2-4 The defendant next asserts he was denied a fair trial when the State introduced evidence that he and Lowell Davis repeatedly asserted their constitutional rights to remain silent. In Miranda v. Arizona, 384 436, it was held that no adverse inferences can be drawn from an accused's refusal to make a statement. But these rights are personal and extend only to defendants. In this case the Miranda rights of Lowell Davis cannot be asserted by the defendant. (People v. Danham (1968), 41 Ill.2d 1; People v. Hudson (1970), 46 Ill.2d 177.) Therefore, any prejudicial inferences which may be drawn from Davis' desire to remain silent may be considered by the jury in assessing the guilt or innocence of the defendant. However, there were persistent references to the fact that McLean, too, had claimed his right to remain silent. Even the repeated objections of counsel and adverse rulings of the court cannot be *311 considered sufficient to protect the defendant's case from being prejudiced.

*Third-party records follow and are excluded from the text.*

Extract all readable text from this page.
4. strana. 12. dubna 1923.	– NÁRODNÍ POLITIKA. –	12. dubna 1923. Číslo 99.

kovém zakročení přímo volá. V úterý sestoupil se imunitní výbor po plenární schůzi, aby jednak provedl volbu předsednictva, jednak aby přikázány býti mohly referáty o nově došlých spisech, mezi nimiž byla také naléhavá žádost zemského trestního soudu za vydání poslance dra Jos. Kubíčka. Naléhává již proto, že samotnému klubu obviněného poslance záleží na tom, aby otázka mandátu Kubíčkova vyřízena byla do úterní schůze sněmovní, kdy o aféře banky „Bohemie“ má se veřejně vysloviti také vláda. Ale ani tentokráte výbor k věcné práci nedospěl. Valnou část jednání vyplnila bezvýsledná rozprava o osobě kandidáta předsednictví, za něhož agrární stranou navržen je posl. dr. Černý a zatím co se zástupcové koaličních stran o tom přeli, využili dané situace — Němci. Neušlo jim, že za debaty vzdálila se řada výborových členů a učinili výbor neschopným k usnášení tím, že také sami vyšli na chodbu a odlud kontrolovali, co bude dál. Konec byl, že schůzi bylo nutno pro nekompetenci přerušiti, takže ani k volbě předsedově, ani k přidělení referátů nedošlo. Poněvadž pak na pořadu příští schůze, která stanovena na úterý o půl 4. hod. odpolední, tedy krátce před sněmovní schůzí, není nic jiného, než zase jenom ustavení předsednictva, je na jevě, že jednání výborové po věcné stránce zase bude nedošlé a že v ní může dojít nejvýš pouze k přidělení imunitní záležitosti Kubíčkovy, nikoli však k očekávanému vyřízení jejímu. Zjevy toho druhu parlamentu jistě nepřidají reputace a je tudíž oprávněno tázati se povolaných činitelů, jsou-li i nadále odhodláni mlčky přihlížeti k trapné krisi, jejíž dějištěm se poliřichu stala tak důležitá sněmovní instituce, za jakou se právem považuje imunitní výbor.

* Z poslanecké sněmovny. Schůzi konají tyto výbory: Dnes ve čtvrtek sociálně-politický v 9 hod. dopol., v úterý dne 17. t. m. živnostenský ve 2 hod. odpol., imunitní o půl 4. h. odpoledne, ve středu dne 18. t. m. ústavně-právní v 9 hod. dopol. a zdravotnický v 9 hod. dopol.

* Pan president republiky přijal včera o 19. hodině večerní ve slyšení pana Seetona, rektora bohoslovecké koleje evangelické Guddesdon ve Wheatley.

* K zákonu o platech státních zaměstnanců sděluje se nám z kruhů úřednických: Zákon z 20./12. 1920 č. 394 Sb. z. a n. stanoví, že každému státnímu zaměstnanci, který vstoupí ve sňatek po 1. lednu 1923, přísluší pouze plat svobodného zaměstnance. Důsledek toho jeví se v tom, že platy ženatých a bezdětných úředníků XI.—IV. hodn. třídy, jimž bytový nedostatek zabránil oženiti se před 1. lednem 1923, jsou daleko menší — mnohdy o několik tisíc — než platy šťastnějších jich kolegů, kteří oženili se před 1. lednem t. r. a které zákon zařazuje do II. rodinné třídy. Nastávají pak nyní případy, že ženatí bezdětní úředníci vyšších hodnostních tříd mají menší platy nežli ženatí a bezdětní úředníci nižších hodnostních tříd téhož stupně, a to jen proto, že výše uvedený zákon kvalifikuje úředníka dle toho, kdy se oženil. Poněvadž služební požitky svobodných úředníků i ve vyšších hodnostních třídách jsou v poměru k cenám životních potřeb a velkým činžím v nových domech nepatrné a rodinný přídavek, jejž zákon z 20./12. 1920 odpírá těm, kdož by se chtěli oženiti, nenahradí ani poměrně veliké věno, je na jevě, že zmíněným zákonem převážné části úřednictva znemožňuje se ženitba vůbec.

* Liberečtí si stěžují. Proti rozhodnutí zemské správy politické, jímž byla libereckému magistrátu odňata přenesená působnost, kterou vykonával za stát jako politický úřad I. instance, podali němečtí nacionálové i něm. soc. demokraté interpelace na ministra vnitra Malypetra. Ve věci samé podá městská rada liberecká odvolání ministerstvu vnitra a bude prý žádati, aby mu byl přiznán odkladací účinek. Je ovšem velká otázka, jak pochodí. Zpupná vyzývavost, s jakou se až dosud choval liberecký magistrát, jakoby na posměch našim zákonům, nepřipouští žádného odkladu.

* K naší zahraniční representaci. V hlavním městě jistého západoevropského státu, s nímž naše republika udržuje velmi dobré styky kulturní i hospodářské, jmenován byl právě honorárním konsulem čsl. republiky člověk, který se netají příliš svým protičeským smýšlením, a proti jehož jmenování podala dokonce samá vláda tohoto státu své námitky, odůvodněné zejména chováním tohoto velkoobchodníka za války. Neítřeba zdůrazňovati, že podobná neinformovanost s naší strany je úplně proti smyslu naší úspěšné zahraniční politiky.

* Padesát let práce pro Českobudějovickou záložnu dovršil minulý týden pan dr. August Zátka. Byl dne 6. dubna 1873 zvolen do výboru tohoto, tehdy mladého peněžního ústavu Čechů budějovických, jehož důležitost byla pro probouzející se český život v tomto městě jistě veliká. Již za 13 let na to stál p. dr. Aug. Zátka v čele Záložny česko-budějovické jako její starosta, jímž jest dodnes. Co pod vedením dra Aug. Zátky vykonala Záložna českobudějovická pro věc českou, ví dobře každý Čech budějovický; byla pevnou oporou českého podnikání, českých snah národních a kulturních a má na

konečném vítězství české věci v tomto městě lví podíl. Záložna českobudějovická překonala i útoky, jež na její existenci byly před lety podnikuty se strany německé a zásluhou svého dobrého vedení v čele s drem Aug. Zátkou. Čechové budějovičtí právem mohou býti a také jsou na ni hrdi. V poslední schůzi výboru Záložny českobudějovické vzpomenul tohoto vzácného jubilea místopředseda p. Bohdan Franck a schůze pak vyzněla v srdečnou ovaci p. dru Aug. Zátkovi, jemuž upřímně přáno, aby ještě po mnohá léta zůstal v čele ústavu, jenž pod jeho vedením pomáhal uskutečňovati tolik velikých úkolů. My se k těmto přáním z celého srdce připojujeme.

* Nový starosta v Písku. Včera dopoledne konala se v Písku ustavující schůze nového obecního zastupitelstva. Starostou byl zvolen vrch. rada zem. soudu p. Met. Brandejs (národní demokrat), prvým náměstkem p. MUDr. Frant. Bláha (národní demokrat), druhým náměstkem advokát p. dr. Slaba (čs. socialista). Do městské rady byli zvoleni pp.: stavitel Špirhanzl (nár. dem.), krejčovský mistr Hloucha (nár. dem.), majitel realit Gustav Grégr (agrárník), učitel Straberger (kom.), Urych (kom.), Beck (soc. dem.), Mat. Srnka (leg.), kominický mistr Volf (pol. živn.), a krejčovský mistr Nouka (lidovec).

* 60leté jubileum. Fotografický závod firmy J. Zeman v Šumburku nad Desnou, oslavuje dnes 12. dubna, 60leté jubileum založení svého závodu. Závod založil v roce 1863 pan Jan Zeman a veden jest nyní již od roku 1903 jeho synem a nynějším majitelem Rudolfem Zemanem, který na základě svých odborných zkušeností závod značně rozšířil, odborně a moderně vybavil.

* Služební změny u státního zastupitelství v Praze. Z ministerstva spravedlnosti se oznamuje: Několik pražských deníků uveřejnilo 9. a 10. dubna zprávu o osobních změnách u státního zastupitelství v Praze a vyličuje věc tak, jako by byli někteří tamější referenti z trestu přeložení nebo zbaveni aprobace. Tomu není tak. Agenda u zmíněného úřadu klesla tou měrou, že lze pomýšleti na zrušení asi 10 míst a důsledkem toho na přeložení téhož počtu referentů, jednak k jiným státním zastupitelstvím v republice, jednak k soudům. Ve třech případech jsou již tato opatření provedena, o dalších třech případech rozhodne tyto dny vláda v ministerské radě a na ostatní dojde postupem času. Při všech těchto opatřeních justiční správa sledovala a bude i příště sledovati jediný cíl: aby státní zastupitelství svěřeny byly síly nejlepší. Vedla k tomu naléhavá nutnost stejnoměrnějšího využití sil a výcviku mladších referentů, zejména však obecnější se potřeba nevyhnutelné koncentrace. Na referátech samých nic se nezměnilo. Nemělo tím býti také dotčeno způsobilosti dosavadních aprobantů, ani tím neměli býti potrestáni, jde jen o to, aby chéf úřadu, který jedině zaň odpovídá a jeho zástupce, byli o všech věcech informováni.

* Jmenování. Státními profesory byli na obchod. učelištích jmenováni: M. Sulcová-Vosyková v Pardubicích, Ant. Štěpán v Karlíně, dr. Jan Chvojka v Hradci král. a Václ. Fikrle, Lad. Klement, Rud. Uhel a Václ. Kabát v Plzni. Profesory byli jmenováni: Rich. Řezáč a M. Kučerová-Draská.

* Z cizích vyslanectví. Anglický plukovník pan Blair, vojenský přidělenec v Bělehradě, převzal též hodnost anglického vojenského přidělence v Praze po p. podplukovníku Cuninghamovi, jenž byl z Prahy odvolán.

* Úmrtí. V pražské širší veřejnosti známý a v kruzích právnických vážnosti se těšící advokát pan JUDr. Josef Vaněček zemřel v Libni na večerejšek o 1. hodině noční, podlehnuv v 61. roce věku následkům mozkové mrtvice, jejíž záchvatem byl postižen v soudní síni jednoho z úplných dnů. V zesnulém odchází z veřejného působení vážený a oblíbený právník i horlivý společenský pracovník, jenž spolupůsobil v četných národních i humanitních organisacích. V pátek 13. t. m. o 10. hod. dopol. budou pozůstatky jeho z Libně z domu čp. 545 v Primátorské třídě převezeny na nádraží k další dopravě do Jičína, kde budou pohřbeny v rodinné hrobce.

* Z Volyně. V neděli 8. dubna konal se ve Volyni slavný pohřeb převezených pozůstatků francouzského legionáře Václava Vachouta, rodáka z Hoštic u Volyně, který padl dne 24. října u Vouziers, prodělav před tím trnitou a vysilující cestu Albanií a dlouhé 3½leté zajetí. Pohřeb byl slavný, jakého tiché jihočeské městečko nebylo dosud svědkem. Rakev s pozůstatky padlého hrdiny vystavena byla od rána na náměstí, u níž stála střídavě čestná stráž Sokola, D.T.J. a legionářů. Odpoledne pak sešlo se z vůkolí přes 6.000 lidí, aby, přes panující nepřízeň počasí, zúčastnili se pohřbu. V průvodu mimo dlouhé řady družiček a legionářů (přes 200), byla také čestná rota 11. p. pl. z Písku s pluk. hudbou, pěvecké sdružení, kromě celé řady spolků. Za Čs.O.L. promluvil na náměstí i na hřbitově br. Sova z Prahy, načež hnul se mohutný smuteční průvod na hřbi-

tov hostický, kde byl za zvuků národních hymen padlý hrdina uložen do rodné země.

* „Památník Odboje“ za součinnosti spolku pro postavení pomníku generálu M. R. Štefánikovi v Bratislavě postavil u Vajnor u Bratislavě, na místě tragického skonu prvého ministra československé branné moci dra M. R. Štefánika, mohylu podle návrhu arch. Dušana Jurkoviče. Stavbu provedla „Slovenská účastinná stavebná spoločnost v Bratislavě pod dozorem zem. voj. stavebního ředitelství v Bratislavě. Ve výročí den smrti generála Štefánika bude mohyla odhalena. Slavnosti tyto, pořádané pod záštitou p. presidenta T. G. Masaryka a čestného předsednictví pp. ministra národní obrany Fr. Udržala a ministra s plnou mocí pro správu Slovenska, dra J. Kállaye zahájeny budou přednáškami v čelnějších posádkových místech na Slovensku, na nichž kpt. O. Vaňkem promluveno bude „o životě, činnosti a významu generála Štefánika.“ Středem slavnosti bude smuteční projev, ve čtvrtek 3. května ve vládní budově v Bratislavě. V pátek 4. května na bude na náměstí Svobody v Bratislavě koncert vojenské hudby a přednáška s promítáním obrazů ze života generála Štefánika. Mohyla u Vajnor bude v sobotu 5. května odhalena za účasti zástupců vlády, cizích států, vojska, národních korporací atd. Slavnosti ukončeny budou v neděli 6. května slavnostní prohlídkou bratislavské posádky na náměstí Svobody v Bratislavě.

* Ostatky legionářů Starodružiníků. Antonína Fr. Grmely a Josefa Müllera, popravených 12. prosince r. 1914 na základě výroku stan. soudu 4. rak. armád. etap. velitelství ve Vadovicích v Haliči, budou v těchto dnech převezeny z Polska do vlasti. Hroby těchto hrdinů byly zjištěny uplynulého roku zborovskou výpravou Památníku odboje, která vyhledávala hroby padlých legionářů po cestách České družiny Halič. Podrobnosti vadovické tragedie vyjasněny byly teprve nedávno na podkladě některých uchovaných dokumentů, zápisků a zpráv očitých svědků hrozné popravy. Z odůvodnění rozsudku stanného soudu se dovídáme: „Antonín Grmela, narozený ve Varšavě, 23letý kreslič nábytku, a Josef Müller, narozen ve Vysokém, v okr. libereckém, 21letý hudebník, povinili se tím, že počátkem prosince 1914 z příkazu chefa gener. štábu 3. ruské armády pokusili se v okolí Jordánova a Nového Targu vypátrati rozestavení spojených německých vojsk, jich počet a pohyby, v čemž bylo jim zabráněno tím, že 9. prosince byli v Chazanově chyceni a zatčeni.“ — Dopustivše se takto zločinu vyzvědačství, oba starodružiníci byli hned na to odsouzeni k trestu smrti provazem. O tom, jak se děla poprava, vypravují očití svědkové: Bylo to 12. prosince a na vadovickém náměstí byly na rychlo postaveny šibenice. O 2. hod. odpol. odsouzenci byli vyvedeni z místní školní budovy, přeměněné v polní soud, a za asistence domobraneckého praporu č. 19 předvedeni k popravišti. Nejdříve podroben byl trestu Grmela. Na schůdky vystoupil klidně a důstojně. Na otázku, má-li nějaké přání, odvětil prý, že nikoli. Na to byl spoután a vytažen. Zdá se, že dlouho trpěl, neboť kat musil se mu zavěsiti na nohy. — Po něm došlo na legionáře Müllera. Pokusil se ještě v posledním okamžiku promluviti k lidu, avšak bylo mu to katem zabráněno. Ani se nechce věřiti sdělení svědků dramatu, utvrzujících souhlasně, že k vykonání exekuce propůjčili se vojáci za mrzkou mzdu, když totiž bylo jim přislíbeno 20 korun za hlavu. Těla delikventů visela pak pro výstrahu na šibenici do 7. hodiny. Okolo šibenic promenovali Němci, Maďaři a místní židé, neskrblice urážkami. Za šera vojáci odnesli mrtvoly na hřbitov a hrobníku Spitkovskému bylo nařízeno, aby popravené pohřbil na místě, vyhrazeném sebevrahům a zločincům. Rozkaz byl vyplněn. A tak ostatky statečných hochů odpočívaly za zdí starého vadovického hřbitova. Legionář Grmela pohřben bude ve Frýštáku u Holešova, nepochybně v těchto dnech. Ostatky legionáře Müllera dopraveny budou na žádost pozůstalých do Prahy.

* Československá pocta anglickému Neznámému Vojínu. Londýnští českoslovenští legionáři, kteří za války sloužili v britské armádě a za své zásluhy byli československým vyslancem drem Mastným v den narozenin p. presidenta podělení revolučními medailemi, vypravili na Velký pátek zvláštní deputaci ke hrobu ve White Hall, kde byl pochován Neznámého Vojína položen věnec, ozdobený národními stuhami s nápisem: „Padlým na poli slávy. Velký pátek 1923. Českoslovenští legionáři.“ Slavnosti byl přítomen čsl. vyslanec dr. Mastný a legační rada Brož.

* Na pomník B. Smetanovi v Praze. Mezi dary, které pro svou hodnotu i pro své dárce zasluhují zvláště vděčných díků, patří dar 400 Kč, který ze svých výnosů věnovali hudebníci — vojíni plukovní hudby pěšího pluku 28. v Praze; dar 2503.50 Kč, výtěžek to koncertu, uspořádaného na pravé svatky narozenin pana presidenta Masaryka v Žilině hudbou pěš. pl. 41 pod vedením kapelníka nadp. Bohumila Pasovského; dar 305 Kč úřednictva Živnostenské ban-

The defendant claims he was denied a fair trial when the State offered into evidence a letter written by him which the State alleges was inconsistent with his testimony on the stand. The letter was written by the defendant to Albert Tulo while he was in custody and, in essence, stated that the deceased would not have been shot if he had not placed his hand in his pocket. The defendant first denied and then admitted writing the letter.
On cross-examination the defendant testified the first shot was fired accidentally as a result of backing into a car. The State deemed this testimony to be inconsistent with the contents of the letter, which indicated he shot the deceased voluntarily though in self-defense, and tried to have the letter admitted into evidence to impeach the defendant.